Refuting concerns expressed by sector majors, a senior official of the Ministry of New and Renewable Energy (MNRE), who chose not to be named, clarified, “When the safeguard duty was imposed, there was a general apprehension that there are some indirect subsidies coming, which are not upfront from those countries from where India is importing and it is destabilising the growth of the manufacturing in India. There is an independent regulatory body under the Ministry of Commerce, which made certain recommendations for that.”
These duties, the official reasoned, are only for a certain period. Many of the companies have come up with plans for manufacturing within India also—at that point in time, the decision was taken and considered important because there was a trade-off—It means either you look for a reduction in tariff, based on the foreign imports, or a judicious decision is taken that even if it is 10 paise or 15 paise or more than that, it will be utilised for technology development during that period. The fact remains that it has been neutralised to a large extent, by reducing the cost of the total solar power and panels during that period.
As far as the solar sector is concerned, the deployment has suffered only from the cost imperatives, but beyond cost imperatives, it does not have much of an impact (on the deployment levels), because nowhere does evidence suggest that safeguard duty has really altered the deployment scenario. All the tenders are coming in as usual and states have begun floating the tenders—if at all there are certain issues that are internal in nature, like the land issue in Gujarat or transmission issues in states like Karnataka, these have nothing to do with safeguard duty. Even if it costs power, in the long run, we will achieve a larger goal and from that point only, the safeguard duty was imposed, the official from MNRE added.
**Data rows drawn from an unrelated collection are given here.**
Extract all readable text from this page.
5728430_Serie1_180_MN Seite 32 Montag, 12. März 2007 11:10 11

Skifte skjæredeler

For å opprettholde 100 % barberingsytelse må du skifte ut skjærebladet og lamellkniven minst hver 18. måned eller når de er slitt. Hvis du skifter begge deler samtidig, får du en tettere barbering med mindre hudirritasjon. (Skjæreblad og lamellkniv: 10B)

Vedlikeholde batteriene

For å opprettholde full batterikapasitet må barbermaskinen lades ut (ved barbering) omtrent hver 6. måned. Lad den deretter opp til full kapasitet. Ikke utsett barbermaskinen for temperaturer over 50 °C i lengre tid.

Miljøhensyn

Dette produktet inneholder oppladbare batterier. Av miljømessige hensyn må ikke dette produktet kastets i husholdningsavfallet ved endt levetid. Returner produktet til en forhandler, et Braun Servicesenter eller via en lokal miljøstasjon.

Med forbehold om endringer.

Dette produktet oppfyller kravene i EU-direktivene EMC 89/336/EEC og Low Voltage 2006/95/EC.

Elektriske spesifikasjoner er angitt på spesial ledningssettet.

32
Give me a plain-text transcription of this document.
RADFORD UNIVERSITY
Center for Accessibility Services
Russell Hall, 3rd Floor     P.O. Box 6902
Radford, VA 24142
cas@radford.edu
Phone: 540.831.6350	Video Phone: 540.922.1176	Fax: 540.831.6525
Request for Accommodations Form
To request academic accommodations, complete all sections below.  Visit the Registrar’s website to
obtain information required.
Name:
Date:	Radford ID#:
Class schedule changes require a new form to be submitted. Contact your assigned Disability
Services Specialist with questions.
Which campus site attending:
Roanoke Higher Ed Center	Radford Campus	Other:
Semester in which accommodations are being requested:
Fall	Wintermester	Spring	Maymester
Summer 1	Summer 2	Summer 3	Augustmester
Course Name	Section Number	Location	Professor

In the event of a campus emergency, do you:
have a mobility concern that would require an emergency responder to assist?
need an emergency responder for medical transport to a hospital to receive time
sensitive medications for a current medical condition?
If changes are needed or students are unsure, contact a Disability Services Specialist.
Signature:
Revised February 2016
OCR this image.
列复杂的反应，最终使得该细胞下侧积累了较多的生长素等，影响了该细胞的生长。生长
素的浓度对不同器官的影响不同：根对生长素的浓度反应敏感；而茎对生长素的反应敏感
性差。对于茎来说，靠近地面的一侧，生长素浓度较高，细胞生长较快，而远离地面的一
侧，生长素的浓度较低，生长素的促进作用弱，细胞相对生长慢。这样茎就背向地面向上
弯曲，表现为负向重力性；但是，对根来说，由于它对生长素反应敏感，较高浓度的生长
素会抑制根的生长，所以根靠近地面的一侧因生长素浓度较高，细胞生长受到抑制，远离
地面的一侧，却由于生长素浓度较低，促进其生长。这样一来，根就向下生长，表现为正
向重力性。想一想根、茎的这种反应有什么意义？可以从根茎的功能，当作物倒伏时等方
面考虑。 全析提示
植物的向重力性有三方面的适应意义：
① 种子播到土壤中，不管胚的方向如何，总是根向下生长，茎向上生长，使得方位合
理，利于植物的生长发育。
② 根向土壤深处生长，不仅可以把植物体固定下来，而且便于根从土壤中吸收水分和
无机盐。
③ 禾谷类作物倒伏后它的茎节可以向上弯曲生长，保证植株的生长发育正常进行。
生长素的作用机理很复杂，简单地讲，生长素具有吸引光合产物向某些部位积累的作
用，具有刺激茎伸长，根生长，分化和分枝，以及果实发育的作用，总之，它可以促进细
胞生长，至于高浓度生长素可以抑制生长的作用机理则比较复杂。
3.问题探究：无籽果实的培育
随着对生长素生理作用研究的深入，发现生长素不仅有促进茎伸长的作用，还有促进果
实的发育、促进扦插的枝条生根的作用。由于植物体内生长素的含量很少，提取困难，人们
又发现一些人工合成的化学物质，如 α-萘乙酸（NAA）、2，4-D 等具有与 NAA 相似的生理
According to Crisil, a global analytical company providing ratings, research and advisory service, the cost of solar power projects and did not result in any significant offtake for the domestic manufacturing sector, following the imposition of the safeguard duty.
Experts in the renewable energy sector concur with the fact that some amount of safety measures are required and believe certain measures are needed to curb dumping in India, as it could lead to a pile-up of solar waste.
Surbhi Singhvi, manager/consulting, Bridge to India and author of the report Managing India’s PV module waste explains, “Certain countries are dumping materials in India at a cheap cost, because they know that a market for it exists—this will help them gain monopoly and later they can benefit from this monopoly. EVAs are part of a solar module and the kind of material that it uses, whether they are imported from China, Korea or any other country— it is going to be harmful to the environment nevertheless.”
Two of our main recommendations, she adds, have been that we should have a quality standard in place—-the module manufacturers should know what kind of modules they can use—-in making solar modules—they must be sustainable, environment-friendly and recycle friendly. Right now, we don’t have any standards in place to make solar modules—- therefore, the quality standard needs to come in—secondly, some of the main recommendations that we have made is, there has not been a policy or a regulation which clearly specifies responsibilities—to take care of the module from Day 1.
Citing the instance of Europe, Surbhi avers that when the module manufacturer supplies modules in the market, they are accounted for the quantity that they supply, and they must recycle it—–to ensure that they adhere to the regulations. “Therefore, responsibility has to be allocated and this will help people know from the very beginning as to who is liable to take care of the waste which is going to be generated 25 years down the line,” she concludes.